Friday, February 27, 2015

U.S. Presses China on Bank-Technology Rules

The U.S. ramped up pressure on China over proposed rules for technology in the Chinese banking industry that have become the latest flash point over cyber-security between Washington and Beijing.
U.S. Trade Representative Michael Froman criticized the regulations Friday as favoring Chinese companies over foreign technology firms and said they would violate China’s trade commitments. The rules call for Chinese banks to sharply increase their use of secure technology, but U.S. and European business groups have said the rules are intrusive and require turning over proprietary information to Chinese authorities.

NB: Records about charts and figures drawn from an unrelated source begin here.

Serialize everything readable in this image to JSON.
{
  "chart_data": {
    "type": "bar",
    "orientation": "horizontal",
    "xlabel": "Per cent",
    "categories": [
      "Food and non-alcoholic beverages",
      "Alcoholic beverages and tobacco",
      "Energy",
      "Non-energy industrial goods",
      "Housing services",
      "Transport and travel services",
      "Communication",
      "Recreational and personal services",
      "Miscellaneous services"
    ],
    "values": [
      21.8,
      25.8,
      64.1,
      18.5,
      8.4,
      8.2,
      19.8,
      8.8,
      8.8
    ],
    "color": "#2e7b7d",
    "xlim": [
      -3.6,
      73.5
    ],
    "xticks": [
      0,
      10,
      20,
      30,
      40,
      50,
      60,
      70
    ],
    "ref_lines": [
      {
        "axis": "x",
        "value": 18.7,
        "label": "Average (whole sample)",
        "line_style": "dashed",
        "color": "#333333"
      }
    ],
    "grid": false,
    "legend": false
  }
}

“China’s new regulations on the use of information and communications technology in the banking industry go directly against a series of China’s bilateral and multilateral trade commitments,” Mr. Froman said in a statement. “For example, the rules would require technology transfer and use of domestic Chinese intellectual property as a precondition for market access—both of which China has committed not to do.”

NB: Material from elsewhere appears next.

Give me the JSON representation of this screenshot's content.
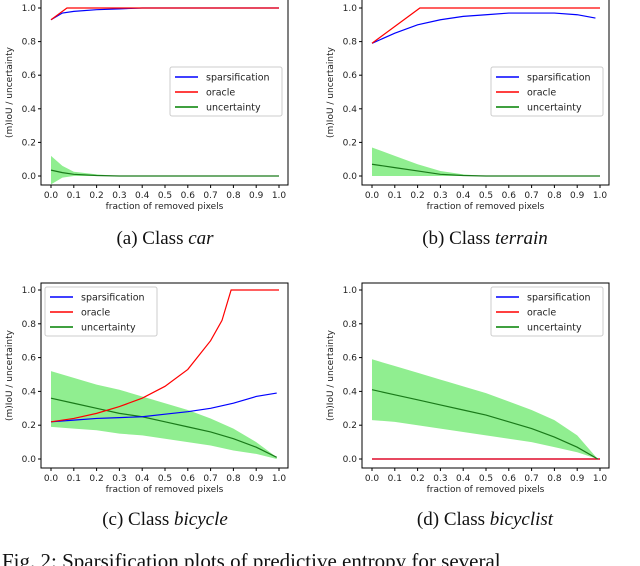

“The rules aren’t about security. They are about protectionism and favoring Chinese companies,” he said. “The administration is aggressively working to have China walk back from these troubling regulations.”
Officials at the China Banking Regulatory Commission didn’t respond to a request for comment. Earlier this month, the commission said it would take different opinions into consideration before implementing the rules.U.S. officials previously sent a letter to their Chinese counterparts expressing concern over China’s proposed technology rules, according to a U.S. official. The letter was signed by Mr. Froman, U.S. Secretary of State John Kerry, U.S. Commerce Secretary Penny Pritzker and U.S. Treasury Secretary Jacob Lew , the official said.
The Chinese banking rules have become part of broader worries about cyber-security that industry experts say have hit companies ranging from Cisco Systems Inc. to International Business Machines Corp. They follow disclosures by former U.S. National Security Agency contractor Edward Snowden that U.S. intelligence officials have used U.S.-made gear for surveillance activities. China in response has pushed to develop domestic alternatives in areas ranging from servers to semiconductors.
Foreign companies worry they could lose out on the vast market. In a letter this week to the European Commission asking for help in delaying China’s proposed rules, European business groups valued China’s banking-technology market at €18 billion ($20 billion) by 2017.
U.S. and European business groups say the rules require them to turn over source code, encryption keys and other sensitive technology. They say it will also require them to use Chinese technology.
The rules listed on the Chinese banking commission’s website call for the country’s lenders to switch to what it terms as safe-and-controllable technologies. The commission called for about three-quarters of banks’ infrastructure to meet that criteria by 2019 from less than 15% currently.